The report uses a “Spatial Conflict Dynamics Indicator” to show which regions of North and West Africa experience the most conflict, how conflicts evolve geographically over time and how military interventions affect the intensity and spread of violence. It notes that attempts to stabilise the region are complicated due to the number of players involved and their shifting alliances.

“Paying close attention to the geography and dynamics of these deadly conflicts and the complex interactions between the large numbers of actors involved may help to find ways to resolve this worsening insecurity,” said OECD Secretary-General Angel Gurría, presenting the report at the Munich Security Conference.

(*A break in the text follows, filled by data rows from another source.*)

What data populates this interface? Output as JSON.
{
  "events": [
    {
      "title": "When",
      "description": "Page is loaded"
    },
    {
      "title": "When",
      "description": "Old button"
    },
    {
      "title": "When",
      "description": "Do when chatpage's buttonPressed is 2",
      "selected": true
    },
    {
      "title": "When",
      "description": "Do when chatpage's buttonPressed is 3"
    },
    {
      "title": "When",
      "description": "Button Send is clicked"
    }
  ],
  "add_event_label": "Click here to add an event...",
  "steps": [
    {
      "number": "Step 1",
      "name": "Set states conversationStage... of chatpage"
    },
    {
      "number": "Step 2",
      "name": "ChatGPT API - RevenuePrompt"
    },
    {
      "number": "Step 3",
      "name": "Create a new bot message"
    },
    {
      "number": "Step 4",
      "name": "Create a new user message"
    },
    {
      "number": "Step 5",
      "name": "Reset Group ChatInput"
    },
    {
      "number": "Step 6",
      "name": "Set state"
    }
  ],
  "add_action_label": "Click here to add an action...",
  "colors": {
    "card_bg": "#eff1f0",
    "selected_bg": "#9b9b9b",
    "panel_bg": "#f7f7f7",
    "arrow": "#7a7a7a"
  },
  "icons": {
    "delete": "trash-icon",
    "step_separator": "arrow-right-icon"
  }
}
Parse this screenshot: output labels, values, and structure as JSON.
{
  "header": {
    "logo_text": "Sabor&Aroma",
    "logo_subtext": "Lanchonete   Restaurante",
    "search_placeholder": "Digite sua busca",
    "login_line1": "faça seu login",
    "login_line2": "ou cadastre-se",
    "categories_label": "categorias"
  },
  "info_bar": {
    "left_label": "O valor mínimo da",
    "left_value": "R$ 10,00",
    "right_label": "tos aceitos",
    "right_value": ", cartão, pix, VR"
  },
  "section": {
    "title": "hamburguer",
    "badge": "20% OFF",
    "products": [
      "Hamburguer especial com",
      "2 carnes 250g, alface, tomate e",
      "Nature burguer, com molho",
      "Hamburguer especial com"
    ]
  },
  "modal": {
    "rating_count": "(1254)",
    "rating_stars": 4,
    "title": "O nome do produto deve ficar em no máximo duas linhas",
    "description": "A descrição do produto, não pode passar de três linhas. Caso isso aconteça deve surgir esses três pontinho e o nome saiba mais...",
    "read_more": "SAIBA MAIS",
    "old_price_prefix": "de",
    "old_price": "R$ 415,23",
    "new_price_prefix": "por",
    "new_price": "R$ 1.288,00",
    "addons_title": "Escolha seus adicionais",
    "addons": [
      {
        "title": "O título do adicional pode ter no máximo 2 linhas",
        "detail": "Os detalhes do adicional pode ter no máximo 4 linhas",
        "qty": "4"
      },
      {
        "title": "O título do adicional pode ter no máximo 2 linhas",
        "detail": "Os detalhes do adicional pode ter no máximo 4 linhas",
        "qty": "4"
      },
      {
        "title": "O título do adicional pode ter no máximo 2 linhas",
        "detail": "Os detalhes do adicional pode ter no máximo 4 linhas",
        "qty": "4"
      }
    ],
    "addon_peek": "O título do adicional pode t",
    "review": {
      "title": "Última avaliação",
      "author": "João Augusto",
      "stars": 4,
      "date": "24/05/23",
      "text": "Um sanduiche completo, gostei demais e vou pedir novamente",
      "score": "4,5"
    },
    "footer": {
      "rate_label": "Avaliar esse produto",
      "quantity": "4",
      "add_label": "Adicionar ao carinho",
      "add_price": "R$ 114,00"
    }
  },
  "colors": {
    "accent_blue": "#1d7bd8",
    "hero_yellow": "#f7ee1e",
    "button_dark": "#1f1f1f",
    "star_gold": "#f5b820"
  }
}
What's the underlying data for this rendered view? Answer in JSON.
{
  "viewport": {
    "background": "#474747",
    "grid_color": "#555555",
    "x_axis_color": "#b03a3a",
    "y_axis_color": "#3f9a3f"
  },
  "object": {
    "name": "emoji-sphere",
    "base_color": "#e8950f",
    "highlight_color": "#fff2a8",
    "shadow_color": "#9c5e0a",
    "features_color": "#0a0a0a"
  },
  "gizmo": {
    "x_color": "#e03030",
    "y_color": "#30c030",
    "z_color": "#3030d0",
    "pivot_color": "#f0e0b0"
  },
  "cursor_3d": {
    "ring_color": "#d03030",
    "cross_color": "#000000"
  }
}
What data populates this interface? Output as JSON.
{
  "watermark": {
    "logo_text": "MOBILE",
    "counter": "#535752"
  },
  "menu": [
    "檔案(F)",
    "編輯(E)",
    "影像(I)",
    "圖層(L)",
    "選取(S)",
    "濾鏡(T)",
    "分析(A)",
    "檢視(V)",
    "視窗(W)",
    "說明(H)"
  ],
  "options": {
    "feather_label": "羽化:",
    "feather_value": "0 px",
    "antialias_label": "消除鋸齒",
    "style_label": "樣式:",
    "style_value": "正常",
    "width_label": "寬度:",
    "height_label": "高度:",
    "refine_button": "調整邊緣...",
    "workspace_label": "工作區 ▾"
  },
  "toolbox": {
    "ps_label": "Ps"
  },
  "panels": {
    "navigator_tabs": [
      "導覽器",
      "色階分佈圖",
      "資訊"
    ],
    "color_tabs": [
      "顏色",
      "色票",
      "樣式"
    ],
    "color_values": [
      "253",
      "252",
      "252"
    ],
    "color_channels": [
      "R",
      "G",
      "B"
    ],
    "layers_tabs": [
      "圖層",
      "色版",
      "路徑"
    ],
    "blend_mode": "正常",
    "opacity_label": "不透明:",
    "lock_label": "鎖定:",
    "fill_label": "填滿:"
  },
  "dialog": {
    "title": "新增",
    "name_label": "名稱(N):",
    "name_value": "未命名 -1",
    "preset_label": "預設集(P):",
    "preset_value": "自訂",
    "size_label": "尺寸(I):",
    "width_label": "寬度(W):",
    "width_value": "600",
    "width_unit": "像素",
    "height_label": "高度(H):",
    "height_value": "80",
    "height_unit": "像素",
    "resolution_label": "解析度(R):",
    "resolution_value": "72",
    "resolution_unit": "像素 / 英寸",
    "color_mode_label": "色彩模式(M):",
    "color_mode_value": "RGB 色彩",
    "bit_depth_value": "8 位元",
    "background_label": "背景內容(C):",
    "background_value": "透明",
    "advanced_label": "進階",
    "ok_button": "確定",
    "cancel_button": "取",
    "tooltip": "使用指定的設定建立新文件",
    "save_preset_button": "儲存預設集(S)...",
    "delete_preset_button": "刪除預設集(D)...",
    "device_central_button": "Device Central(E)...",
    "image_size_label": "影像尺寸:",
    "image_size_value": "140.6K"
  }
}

The Sahara-Sahel region is suffering from exceptional levels of political instability involving a combination of rebellions, jihadist insurgencies, coups d’état, protest movements and illegal trafficking of drugs, arms and migrants. Conflicts tend to regionalise across borders as armed groups defeated by counter-insurgency efforts relocate to other countries. The geographic spread and opportunistic relocation of conflicts is exacerbated by a lack of controls on many African borders that facilitates the circulation of fighters, hostages and weapons.

The study calls for states in the region and the international community to promote regional initiatives to restore state legitimacy, increase investment in border regions and improve protection of civilians — creating secure regions where inclusive forms of policies are put in place and a strong dialogue between states, local actors and populations is reinforced.